Comment

Muslim Parent Upset Over School Flyer Promoting Church's Easter Egg Hunt

16
J A P4/05/2014 9:04:09 pm PDT

If I had a child in that school I’d be mad. I’m speaking not simply as an atheist who was raised by two non-believing parents, but as someone who grew up in a town that had a large Jewish population. Anything that smacked of even the slightest whiff of favoritism towards Christianity received a push back. The thing about the social pressure inherent in a dominant culture is that its not just one event. It’s the constant drip, drip, drip. So, your sense that you want to look at this event and shrug is spot on. But now pile it up as a childhood of one event like this after another where Christians seem to receive some slight favoritism from institutions. It gives the child a very pointed message about his or her place in the community.

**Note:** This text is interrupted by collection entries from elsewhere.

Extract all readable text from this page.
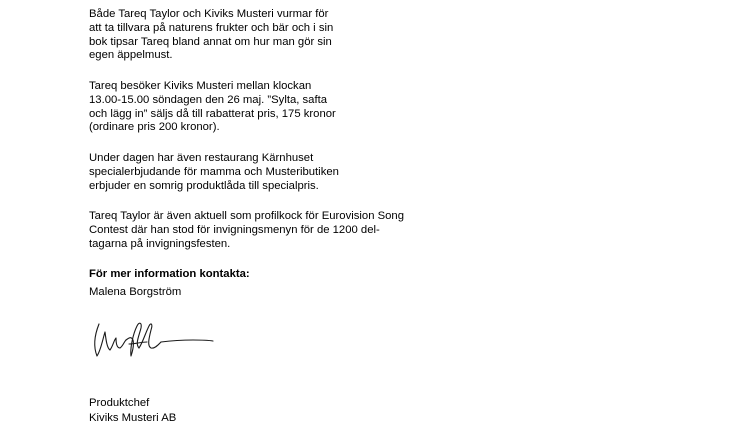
Både Tareq Taylor och Kiviks Musteri vurmar för

att ta tillvara på naturens frukter och bär och i sin

bok tipsar Tareq bland annat om hur man gör sin

egen äppelmust.

Tareq besöker Kiviks Musteri mellan klockan

13.00-15.00 söndagen den 26 maj. ”Sylta, safta

och lägg in” säljs då till rabatterat pris, 175 kronor

(ordinare pris 200 kronor).

Under dagen har även restaurang Kärnhuset

specialerbjudande för mamma och Musteributiken

erbjuder en somrig produktlåda till specialpris.

Tareq Taylor är även aktuell som profilkock för Eurovision Song

Contest där han stod för invigningsmenyn för de 1200 del-

tagarna på invigningsfesten.

För mer information kontakta:

Malena Borgström

Produktchef

Kiviks Musteri AB
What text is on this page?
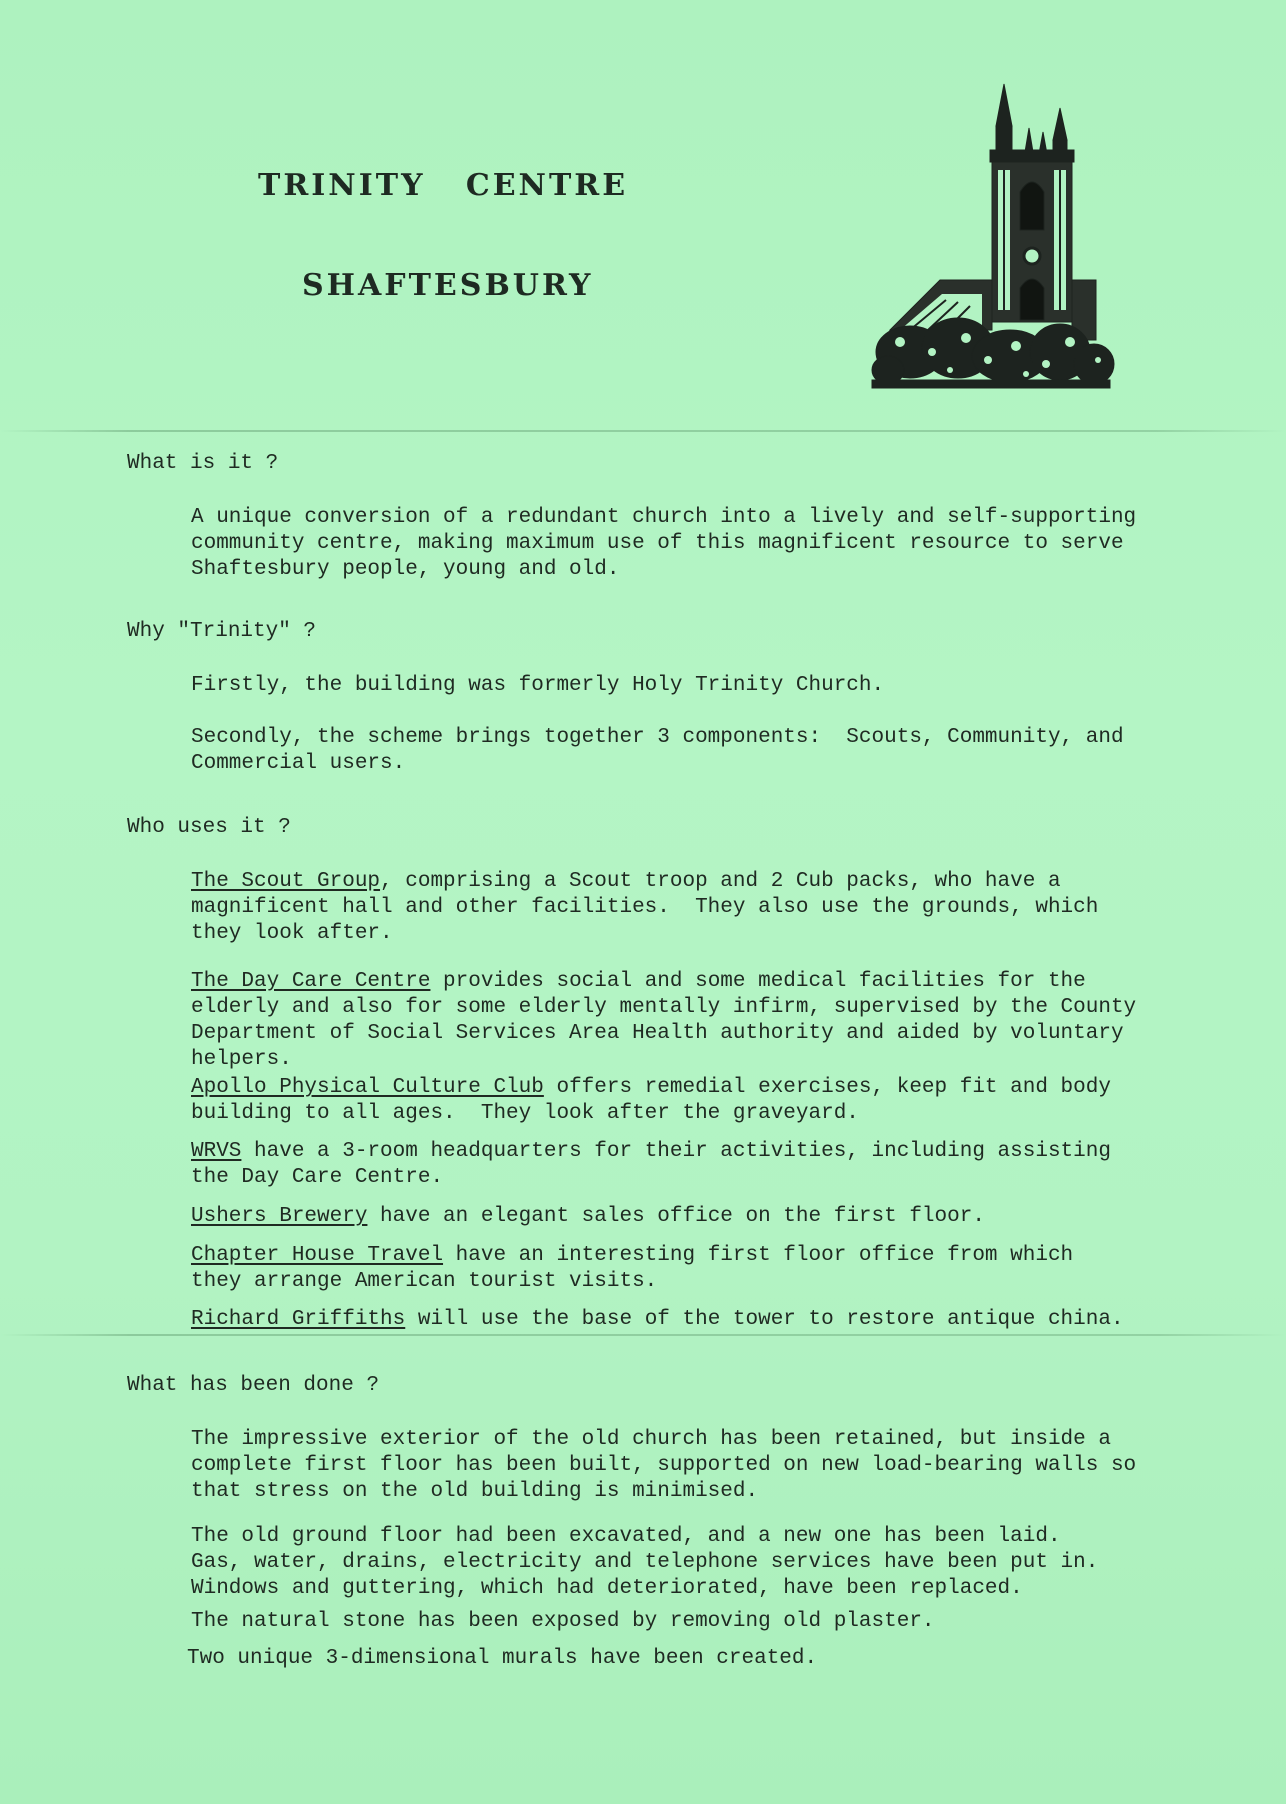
TRINITY   CENTRE
SHAFTESBURY
What is it ?
A unique conversion of a redundant church into a lively and self-supporting
community centre, making maximum use of this magnificent resource to serve
Shaftesbury people, young and old.
Why "Trinity" ?
Firstly, the building was formerly Holy Trinity Church.
Secondly, the scheme brings together 3 components:  Scouts, Community, and
Commercial users.
Who uses it ?
The Scout Group, comprising a Scout troop and 2 Cub packs, who have a
magnificent hall and other facilities.  They also use the grounds, which
they look after.
The Day Care Centre provides social and some medical facilities for the
elderly and also for some elderly mentally infirm, supervised by the County
Department of Social Services Area Health authority and aided by voluntary
helpers.
Apollo Physical Culture Club offers remedial exercises, keep fit and body
building to all ages.  They look after the graveyard.
WRVS have a 3-room headquarters for their activities, including assisting
the Day Care Centre.
Ushers Brewery have an elegant sales office on the first floor.
Chapter House Travel have an interesting first floor office from which
they arrange American tourist visits.
Richard Griffiths will use the base of the tower to restore antique china.
What has been done ?
The impressive exterior of the old church has been retained, but inside a
complete first floor has been built, supported on new load-bearing walls so
that stress on the old building is minimised.
The old ground floor had been excavated, and a new one has been laid.
Gas, water, drains, electricity and telephone services have been put in.
Windows and guttering, which had deteriorated, have been replaced.
The natural stone has been exposed by removing old plaster.
Two unique 3-dimensional murals have been created.
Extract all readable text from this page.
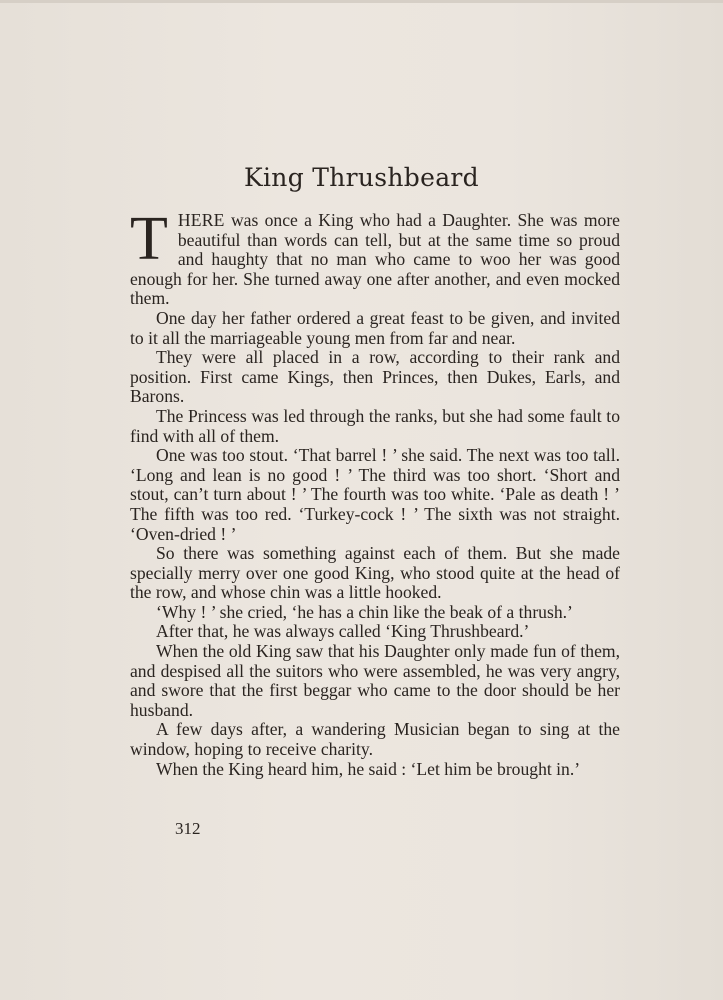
King Thrushbeard

THERE was once a King who had a Daughter. She was more beautiful than words can tell, but at the same time so proud and haughty that no man who came to woo her was good enough for her. She turned away one after another, and even mocked them.

One day her father ordered a great feast to be given, and invited to it all the marriageable young men from far and near.

They were all placed in a row, according to their rank and position. First came Kings, then Princes, then Dukes, Earls, and Barons.

The Princess was led through the ranks, but she had some fault to find with all of them.

One was too stout. ‘That barrel ! ’ she said. The next was too tall. ‘Long and lean is no good ! ’ The third was too short. ‘Short and stout, can’t turn about ! ’ The fourth was too white. ‘Pale as death ! ’ The fifth was too red. ‘Turkey-cock ! ’ The sixth was not straight. ‘Oven-dried ! ’

So there was something against each of them. But she made specially merry over one good King, who stood quite at the head of the row, and whose chin was a little hooked.

‘Why ! ’ she cried, ‘he has a chin like the beak of a thrush.’

After that, he was always called ‘King Thrushbeard.’

When the old King saw that his Daughter only made fun of them, and despised all the suitors who were assembled, he was very angry, and swore that the first beggar who came to the door should be her husband.

A few days after, a wandering Musician began to sing at the window, hoping to receive charity.

When the King heard him, he said : ‘Let him be brought in.’

312
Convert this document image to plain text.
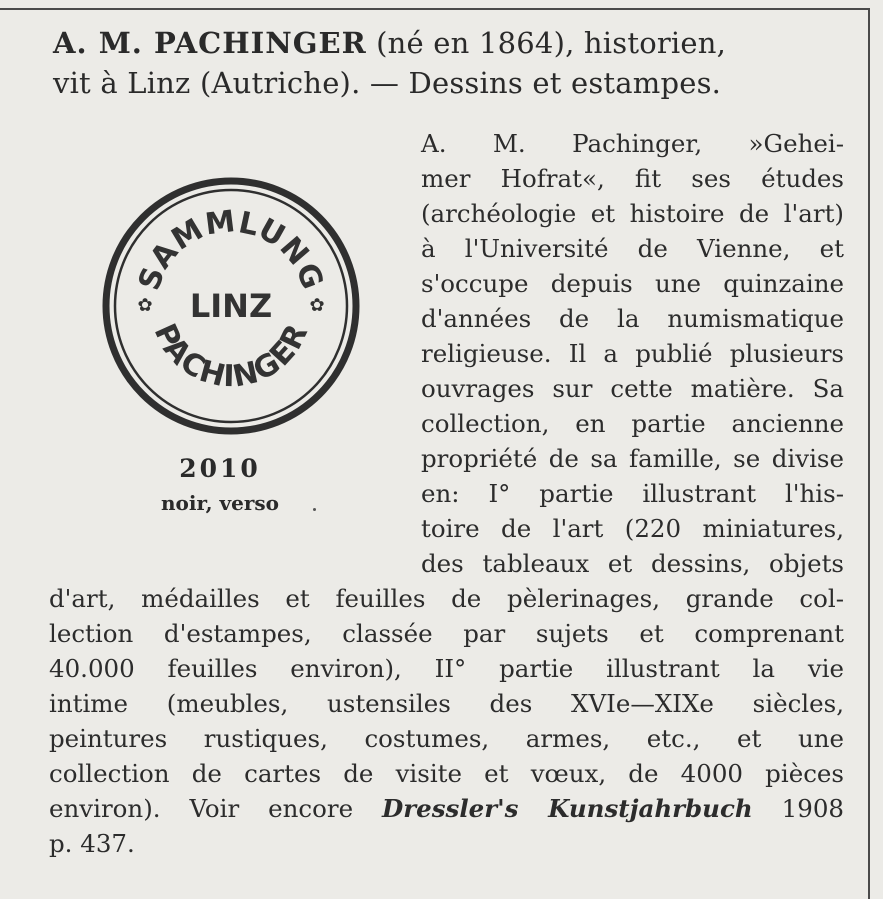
A. M. PACHINGER (né en 1864), historien,
vit à Linz (Autriche). — Dessins et estampes.
SAMMLUNG
PACHINGER
LINZ
✿	✿
2010
noir, verso
A. M. Pachinger, »Gehei-
mer Hofrat«, fit ses études
(archéologie et histoire de l'art)
à l'Université de Vienne, et
s'occupe depuis une quinzaine
d'années de la numismatique
religieuse. Il a publié plusieurs
ouvrages sur cette matière. Sa
collection, en partie ancienne
propriété de sa famille, se divise
en: I° partie illustrant l'his-
toire de l'art (220 miniatures,
des tableaux et dessins, objets
d'art, médailles et feuilles de pèlerinages, grande col-
lection d'estampes, classée par sujets et comprenant
40.000 feuilles environ), II° partie illustrant la vie
intime (meubles, ustensiles des XVIe—XIXe siècles,
peintures rustiques, costumes, armes, etc., et une
collection de cartes de visite et vœux, de 4000 pièces
environ). Voir encore Dressler's Kunstjahrbuch 1908
p. 437.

Secularism is a funny concept. Many people seem to interpret it to mean non-religious. Really, it’s a neutral ground that allows us all to live together harmoniously. Although the Jews in our town were not the only non-Christians, the were the only group large enough and organized enough to push back against this sort of thing. All of us benefited from it, I think, including the Christians who learned to consider the feelings of others.

Oh, yes. I went to the Purim festival at the local reform temple every year. I don’t recall flyers ever being handed out in school, though. It’s not the Easter egg hunt itself. Its the teachers handing out the flyers.

It might be worth adding that one aspect of my childhood that I can genuinely look back on with some fondness, and not a small amount of nostalgia, is the fact that as kids so many of us came from different religions but it didn’t affect our ability to be friends.